Zone euro : contagion-chaos et récession – par Luc Gruntz

Posté le: 20 novembre 2011, par Alvadero

Octobre et novembre ont vu une activité sociale et politique chargée. Après le déclassement de la note des Etats-Unis par l’agence de notation Standard &Poor’s (voir article précédent), c’est toute la zone euro qui subit des turbulences. L’objectif des dirigeants des Etats est de réduire de façon drastique le poids de la dette de chacun d’entre eux, pour revenir à un taux d’endettement fixé par la Commission européenne de Bruxelles, en fonction d’un pourcentage du PIB (Produit Intérieur Brut).

Cette crise est financière (voir article précédent) et trouve son origine uniquement dans la spéculation et dans la confiance des marchés.

Les dirigeants de la zone euro qui avancent à reculons et ne font pas les efforts nécessaires pour adopter un plan de rigueur sont remerciés sous la pression des marchés. Il en a été ainsi, le 23 mars dernier, pour le premier ministre portugais José Socrates qui démissionnait devant le refus de l’opposition de voter un quatrième plan d’austérité. En Espagne, José Luis Zapatero , en avril dernier, a sauvé sa tête en annonçant qu’il ne se représenterait pas en 2012 pour faire adopter un plan d’austérité et obtenir une paix armée avec les traders. En Slovaquie, Iveta Radicova, la première ministre a dû saborder son gouvernement au début du mois d’octobre, pour obtenir de son parlement un feu vert au plan de secours de la Grèce. Il en va de même de Silvio Berlusconi qui avait perdu toute crédibilité pour résorber la dette italienne et de Georges Papandréou pour la Grèce. Ce n’est pas un hasard si ce dernier a annoncé un référendum, après avoir été conspué comme tous les membres de son gouvernement le 28 octobre dernier, lors de la fête nationale, par des millions de manifestants qui disent «  Non » à la troïka (Commission européenne, Fonds Monétaire International et Banque Centrale Européenne)

Cette proposition tombait au plus mauvais moment, après l’adoption quelques jours auparavant d’un nouveau plan de rigueur, entraînant une radicalisation du précédent. Elle a semé un vent de panique en Europe sur les marchés financiers et au niveau de certains dirigeants qui ont gardé un mauvais souvenir du « Non » des Danois au Traité de Maastricht lors du référendum de 1992, du « Non » néerlandais et français au projet du traité constitutionnel en 2005.

Papandréou fera ensuite volte-face à cette proposition pour aboutir à un gouvernement d’unité nationale.

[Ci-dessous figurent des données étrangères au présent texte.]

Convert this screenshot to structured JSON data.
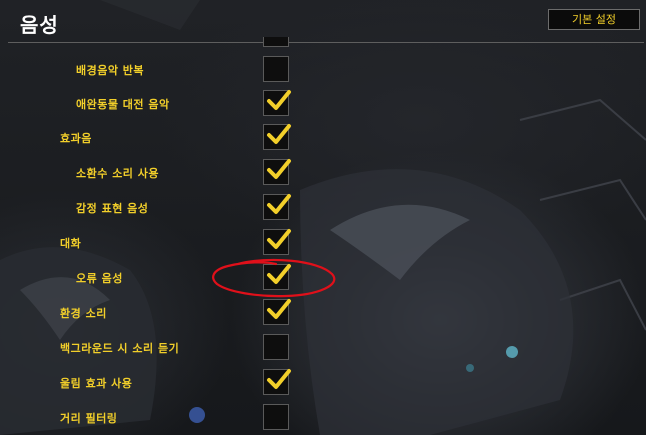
{
  "header": {
    "title": "음성",
    "defaults_button_label": "기본 설정"
  },
  "options": [
    {
      "label": "배경음악 반복",
      "checked": false
    },
    {
      "label": "애완동물 대전 음악",
      "checked": true
    },
    {
      "label": "효과음",
      "checked": true
    },
    {
      "label": "소환수 소리 사용",
      "checked": true
    },
    {
      "label": "감정 표현 음성",
      "checked": true
    },
    {
      "label": "대화",
      "checked": true
    },
    {
      "label": "오류 음성",
      "checked": true
    },
    {
      "label": "환경 소리",
      "checked": true
    },
    {
      "label": "백그라운드 시 소리 듣기",
      "checked": false
    },
    {
      "label": "울림 효과 사용",
      "checked": true
    },
    {
      "label": "거리 필터링",
      "checked": false
    }
  ],
  "colors": {
    "label": "#f2cf2a",
    "checkmark": "#f2cf2a",
    "annotation": "#e0101a"
  },
  "annotation": {
    "shape": "hand-drawn red ellipse",
    "target": "오류 음성 checkbox"
  }
}
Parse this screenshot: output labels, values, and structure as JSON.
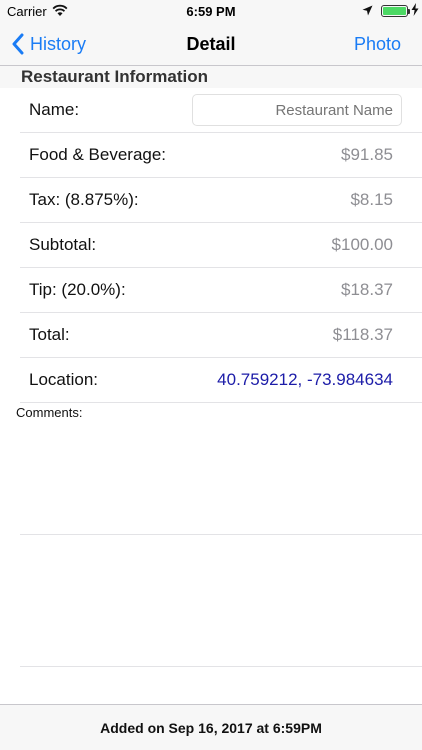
{
  "status_bar": {
    "carrier": "Carrier",
    "time": "6:59 PM",
    "icons": [
      "wifi-icon",
      "location-arrow-icon",
      "battery-icon",
      "charging-bolt-icon"
    ],
    "battery_color": "#4cd964"
  },
  "nav": {
    "back_label": "History",
    "title": "Detail",
    "right_label": "Photo",
    "tint_color": "#1a7cf5"
  },
  "section": {
    "title": "Restaurant Information"
  },
  "form": {
    "name_label": "Name:",
    "name_placeholder": "Restaurant Name",
    "name_value": "",
    "rows": [
      {
        "label": "Food & Beverage:",
        "value": "$91.85"
      },
      {
        "label": "Tax: (8.875%):",
        "value": "$8.15"
      },
      {
        "label": "Subtotal:",
        "value": "$100.00"
      },
      {
        "label": "Tip: (20.0%):",
        "value": "$18.37"
      },
      {
        "label": "Total:",
        "value": "$118.37"
      }
    ],
    "location_label": "Location:",
    "location_value": "40.759212, -73.984634",
    "location_color": "#1c1ca8"
  },
  "comments": {
    "label": "Comments:",
    "value": ""
  },
  "footer": {
    "text": "Added on Sep 16, 2017 at 6:59PM"
  }
}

La France est placée sous surveillance depuis le 17 octobre par l’agence Standard & Poor’s pour conserver son « triple A » dont le seul suspens est de savoir si la note sera dégradée en mars ou en juin prochain. Le gouvernement français a adopté son deuxième plan de rigueur que tous les économistes jugent insuffisant. Le gouvernement s’en défend mais la récession est là. Elle sera supportée essentiellement par la classe ouvrière et la classe moyenne alors que les hauts revenus et les grosses fortunes sont exonérés des efforts. L’absence de croissance se traduira par une nouvelle détérioration de l’emploi et par de nouvelles vagues de licenciements.

L’Europe est sous la pression de la Finance Internationale. La zone euro est regardée comme l’homme malade de l’économie mondiale car c’est en Europe que la croissance est en passe de s’éteindre. Selon les prévisions de l’OCDE (Organisation de Coopération et de Développement Economique), l’activité de 2012 croîtra de 3,8% dans le monde, de 1,8% aux USA et de seulement 0,3% dans la zone euro, ce qui horrifie les deux grands, Etats-Unis et Chine, par l’effet de l’interpénétration des économies.

Les marchés financiers sont devenus plus souverains que les électeurs de la zone euro. Les seules questions que nous avons à nous poser sont les suivantes : Jusqu’où les citoyens européens accepteront-ils de souffrir et de supporter une telle cure d’austérité imposée par leurs dirigeants actuels, au détriment de toute instance de gouvernance citoyenne et responsable ? Où est encore la place de l’Homme dans ce système ? Une partie de la réponse se trouve dans les mouvements de protestation qui se constituent dans chaque pays concerné et qui remettent en cause l’affairisme éhonté et le capitalisme débridé. De plus en plus de citoyens acquièrent une maturité politique pour remettre en cause le système actuel qui s’exerce par l’intermédiaire d’une oligarchie inféodée à la pensée unique où seuls comptent les profits au détriment de l’intérêt général, de l’humain en particulier et de l’ensemble des citoyens qui composent une communauté.